Mizell’s 5 tips to becoming a better puncher:
  1. Using fish spray as lubricant. Fish spray will help with two things. Obviously, scenting your bait is never a bad idea, especially when fishing around thick cover where visibility is sometimes limited. Mizell’s main purpose for using fish spray, however, is to allow it to act as a lubricant. Slicking your soft plastic up will help the bait slip through the thickest matted vegetation.
  2. Pattern the fish. Patterning is key when it comes to punching matted vegetation. So finding out their positioning within the mat on any given day is essential. Mizell says that on most days, bass will be located either right on the edge or right in the heart of the mat. Diving in even deeper, figuring out if they are right under the mat or closer to bottom, can pick you up a couple of extra bites.

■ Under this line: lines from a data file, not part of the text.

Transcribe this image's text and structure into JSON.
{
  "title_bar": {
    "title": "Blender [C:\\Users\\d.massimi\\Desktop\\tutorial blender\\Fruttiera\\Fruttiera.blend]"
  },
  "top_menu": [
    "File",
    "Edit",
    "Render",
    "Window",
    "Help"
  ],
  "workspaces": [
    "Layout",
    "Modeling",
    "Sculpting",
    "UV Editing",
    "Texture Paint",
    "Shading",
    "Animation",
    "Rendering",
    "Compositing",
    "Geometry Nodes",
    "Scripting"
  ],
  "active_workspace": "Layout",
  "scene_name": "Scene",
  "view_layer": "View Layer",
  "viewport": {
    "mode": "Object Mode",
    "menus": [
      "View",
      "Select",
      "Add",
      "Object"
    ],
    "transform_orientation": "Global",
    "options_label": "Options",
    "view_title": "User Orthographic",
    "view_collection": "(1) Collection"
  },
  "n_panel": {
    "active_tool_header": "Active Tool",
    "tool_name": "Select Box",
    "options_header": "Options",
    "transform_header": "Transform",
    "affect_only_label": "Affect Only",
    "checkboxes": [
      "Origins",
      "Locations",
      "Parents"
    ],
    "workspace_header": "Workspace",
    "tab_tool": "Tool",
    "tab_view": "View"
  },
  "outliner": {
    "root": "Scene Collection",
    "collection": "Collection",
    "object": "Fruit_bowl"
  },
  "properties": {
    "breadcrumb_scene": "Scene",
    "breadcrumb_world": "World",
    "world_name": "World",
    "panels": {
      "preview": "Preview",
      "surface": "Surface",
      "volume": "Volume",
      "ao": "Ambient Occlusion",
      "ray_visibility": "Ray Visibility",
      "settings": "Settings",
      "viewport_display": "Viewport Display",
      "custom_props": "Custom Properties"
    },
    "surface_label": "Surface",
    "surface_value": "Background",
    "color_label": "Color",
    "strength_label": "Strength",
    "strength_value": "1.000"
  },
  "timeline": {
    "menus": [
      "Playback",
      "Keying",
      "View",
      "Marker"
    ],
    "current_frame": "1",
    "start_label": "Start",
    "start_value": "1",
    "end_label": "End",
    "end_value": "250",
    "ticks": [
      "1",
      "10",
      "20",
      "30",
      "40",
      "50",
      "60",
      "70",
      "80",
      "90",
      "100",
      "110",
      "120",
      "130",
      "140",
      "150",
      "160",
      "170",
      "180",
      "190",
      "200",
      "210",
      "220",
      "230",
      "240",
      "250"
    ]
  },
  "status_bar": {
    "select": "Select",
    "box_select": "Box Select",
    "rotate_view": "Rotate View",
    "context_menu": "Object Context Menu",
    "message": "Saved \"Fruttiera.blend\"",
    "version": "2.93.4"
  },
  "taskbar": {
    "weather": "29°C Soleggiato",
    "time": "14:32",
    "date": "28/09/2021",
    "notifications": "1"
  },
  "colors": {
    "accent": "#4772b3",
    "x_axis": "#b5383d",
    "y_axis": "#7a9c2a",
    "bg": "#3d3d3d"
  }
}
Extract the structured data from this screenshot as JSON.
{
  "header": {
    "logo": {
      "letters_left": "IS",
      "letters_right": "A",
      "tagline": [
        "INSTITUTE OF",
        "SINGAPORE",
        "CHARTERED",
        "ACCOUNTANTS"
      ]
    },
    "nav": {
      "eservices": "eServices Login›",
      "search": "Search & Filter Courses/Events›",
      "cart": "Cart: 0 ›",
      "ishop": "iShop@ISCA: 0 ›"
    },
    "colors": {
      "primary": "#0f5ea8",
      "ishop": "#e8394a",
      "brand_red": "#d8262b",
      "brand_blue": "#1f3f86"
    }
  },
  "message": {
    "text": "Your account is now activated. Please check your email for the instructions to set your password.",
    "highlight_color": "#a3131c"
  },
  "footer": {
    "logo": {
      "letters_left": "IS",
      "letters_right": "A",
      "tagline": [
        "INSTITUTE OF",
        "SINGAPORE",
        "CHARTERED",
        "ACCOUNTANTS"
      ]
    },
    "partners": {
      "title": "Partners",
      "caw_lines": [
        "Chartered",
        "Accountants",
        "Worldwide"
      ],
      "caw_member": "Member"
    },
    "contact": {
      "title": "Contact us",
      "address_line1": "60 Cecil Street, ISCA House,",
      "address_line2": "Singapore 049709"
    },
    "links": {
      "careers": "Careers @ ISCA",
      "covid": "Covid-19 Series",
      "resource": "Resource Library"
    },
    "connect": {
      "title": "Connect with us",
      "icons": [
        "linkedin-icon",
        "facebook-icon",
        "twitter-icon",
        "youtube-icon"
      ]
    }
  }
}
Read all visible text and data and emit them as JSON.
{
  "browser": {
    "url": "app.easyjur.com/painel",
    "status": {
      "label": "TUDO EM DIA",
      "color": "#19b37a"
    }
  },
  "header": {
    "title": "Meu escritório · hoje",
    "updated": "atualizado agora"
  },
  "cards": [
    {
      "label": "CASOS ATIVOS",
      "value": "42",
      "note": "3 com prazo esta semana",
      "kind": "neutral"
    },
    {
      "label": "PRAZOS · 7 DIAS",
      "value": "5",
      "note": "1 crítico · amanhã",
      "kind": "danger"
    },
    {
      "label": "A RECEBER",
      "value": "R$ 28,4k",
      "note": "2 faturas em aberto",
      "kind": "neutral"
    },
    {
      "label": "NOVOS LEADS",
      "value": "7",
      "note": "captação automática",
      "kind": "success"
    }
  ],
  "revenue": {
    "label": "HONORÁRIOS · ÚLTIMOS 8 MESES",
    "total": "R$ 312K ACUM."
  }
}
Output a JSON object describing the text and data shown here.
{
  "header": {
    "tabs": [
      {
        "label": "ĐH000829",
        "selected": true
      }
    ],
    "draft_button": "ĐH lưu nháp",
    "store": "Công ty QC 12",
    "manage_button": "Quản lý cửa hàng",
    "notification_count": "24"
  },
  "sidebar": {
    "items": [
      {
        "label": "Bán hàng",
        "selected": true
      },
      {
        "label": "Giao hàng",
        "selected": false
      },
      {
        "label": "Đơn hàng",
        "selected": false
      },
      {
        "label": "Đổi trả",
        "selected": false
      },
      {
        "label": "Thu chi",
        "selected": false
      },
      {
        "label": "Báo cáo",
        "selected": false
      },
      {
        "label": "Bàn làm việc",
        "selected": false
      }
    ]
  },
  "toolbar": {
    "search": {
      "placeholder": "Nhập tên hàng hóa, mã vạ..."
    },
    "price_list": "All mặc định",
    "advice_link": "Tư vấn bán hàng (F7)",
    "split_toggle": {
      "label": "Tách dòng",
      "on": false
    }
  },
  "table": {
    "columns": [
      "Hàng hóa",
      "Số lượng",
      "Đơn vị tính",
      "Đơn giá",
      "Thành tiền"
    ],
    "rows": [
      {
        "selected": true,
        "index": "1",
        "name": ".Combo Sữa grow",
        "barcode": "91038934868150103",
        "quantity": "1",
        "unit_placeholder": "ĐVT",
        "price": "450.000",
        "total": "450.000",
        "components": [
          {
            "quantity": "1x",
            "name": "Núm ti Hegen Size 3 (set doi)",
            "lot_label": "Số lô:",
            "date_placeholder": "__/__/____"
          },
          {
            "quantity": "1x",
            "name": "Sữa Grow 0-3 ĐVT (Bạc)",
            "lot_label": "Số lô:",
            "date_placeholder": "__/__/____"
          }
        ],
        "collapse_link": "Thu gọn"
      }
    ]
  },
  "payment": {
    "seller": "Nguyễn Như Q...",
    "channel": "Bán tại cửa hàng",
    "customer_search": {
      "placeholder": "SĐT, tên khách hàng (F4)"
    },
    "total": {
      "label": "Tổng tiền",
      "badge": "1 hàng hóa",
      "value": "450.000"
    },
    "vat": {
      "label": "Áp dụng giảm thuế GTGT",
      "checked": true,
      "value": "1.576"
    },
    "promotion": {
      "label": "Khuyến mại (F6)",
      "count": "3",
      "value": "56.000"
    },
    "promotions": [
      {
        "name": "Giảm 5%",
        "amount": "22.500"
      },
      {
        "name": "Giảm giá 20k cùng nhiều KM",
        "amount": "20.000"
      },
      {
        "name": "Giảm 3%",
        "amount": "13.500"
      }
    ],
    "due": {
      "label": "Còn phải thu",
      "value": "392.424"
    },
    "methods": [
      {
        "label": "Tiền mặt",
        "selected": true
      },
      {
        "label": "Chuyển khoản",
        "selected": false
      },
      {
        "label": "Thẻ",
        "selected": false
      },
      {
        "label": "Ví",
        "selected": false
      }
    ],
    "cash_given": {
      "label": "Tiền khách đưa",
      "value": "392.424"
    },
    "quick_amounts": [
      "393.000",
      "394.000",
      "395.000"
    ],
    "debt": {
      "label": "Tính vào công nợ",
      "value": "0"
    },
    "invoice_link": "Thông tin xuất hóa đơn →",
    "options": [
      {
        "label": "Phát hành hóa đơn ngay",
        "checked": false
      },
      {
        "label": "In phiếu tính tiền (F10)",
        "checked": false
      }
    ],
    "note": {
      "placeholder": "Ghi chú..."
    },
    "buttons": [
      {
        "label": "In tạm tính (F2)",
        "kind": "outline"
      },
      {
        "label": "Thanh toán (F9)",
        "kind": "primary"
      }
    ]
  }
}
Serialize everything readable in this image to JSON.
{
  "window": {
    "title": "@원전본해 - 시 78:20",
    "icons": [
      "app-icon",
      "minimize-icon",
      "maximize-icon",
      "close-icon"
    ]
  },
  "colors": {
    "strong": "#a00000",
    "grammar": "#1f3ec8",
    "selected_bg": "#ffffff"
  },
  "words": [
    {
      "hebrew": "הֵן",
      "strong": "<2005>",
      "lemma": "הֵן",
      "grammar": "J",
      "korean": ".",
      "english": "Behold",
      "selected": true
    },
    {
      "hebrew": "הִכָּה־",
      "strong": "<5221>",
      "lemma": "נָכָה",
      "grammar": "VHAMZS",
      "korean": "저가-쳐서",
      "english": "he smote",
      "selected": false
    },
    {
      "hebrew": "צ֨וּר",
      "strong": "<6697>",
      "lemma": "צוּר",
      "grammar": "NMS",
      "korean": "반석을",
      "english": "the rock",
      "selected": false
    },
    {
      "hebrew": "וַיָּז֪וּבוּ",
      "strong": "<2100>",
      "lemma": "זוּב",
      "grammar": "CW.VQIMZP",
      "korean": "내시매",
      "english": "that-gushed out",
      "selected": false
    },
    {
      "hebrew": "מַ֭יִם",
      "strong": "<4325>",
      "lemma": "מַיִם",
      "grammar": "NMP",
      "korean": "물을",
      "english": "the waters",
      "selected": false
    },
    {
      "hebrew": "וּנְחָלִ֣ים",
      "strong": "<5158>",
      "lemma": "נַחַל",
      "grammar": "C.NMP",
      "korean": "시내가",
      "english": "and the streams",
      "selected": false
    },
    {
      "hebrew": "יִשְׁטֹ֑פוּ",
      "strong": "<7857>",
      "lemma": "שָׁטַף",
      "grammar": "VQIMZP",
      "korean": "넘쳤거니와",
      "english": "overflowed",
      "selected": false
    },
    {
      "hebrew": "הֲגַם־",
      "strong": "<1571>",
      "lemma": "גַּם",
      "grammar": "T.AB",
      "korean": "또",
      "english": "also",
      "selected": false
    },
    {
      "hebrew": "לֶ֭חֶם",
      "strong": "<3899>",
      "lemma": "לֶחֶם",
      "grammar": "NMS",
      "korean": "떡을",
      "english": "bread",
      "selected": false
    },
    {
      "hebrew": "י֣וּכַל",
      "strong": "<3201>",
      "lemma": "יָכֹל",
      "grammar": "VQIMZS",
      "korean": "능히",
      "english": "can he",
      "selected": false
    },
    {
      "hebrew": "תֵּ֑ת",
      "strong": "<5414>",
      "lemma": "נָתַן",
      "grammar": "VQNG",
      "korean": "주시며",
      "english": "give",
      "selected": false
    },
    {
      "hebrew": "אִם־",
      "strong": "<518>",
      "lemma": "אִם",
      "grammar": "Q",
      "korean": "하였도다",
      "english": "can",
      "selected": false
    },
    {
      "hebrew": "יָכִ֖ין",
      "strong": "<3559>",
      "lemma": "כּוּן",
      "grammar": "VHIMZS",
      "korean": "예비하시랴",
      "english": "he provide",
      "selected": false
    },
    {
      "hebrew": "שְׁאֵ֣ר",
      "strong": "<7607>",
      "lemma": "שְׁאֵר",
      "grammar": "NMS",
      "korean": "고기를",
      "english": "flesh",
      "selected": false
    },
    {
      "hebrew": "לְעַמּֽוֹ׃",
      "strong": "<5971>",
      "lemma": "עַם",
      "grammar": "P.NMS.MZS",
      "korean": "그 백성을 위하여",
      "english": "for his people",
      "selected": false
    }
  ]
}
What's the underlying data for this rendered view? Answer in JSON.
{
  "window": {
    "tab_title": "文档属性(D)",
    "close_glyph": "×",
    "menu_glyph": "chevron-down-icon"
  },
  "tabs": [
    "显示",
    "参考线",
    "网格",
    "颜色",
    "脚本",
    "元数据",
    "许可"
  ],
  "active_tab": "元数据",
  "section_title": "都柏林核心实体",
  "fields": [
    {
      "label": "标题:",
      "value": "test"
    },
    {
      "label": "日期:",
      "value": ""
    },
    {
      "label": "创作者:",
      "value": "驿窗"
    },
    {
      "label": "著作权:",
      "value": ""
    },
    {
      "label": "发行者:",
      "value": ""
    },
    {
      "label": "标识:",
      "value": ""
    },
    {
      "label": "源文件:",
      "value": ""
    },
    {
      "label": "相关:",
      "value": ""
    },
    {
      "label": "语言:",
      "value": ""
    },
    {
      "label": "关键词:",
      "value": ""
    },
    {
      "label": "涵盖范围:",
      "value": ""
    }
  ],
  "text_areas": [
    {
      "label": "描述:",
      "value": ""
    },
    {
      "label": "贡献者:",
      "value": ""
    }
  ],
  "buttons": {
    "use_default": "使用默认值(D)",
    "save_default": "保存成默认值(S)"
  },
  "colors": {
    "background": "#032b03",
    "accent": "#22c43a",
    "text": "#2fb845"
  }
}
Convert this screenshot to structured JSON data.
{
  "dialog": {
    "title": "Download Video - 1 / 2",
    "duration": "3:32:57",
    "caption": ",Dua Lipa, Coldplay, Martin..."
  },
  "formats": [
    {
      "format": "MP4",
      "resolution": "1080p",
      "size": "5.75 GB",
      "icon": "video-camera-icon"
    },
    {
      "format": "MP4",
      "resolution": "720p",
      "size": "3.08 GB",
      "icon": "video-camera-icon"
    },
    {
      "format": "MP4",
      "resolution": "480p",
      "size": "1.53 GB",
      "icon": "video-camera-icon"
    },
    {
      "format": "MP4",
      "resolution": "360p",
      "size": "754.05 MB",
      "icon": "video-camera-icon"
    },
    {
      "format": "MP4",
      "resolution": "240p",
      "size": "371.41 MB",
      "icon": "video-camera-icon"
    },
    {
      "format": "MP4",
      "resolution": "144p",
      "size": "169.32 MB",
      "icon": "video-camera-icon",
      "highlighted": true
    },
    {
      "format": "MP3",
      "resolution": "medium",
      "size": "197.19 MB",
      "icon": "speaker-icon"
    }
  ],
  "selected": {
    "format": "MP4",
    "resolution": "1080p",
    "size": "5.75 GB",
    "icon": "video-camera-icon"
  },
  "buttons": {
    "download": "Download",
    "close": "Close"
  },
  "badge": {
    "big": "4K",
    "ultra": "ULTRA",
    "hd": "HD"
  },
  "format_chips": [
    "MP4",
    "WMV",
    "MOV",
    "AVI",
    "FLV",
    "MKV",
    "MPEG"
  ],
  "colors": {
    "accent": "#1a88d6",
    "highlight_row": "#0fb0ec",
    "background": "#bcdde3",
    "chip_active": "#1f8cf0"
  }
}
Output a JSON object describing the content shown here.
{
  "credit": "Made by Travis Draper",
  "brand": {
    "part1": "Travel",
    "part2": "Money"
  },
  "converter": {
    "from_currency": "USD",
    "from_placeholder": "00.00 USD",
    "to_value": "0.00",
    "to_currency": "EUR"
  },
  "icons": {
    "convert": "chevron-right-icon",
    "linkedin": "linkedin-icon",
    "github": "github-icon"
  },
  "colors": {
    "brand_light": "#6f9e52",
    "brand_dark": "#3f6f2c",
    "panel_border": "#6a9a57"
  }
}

  3. Watch the weather. Keeping a close eye on the forecast is something Mizell does throughout the year, but especially in the winter. Cold fronts will often send fish to matted vegetation in search of warmer water. These are the best opportunities to have a hay day. Conversely, warmer extended forecasts may spread fish out a bit more and force you to try different tactics.
  4. Finding the right cover. Mizell is very specific about finding the “right” type of mat to punch. The keys to a good mat are being hollow, with little to no vegetation under the canopy of the mat, and having a hard sand bottom. Cane grass is a very good indicator of providing that good, hard bottom.
  5. Quiet is key. Being stealthy is a huge component of hand-to-hand combat with these fish. Getting close enough to the mat to fish it effectively, but without spooking the fish, is a skill that takes some practice. Mizell says having a solid and quiet trolling motor is the first place to start when punching mats.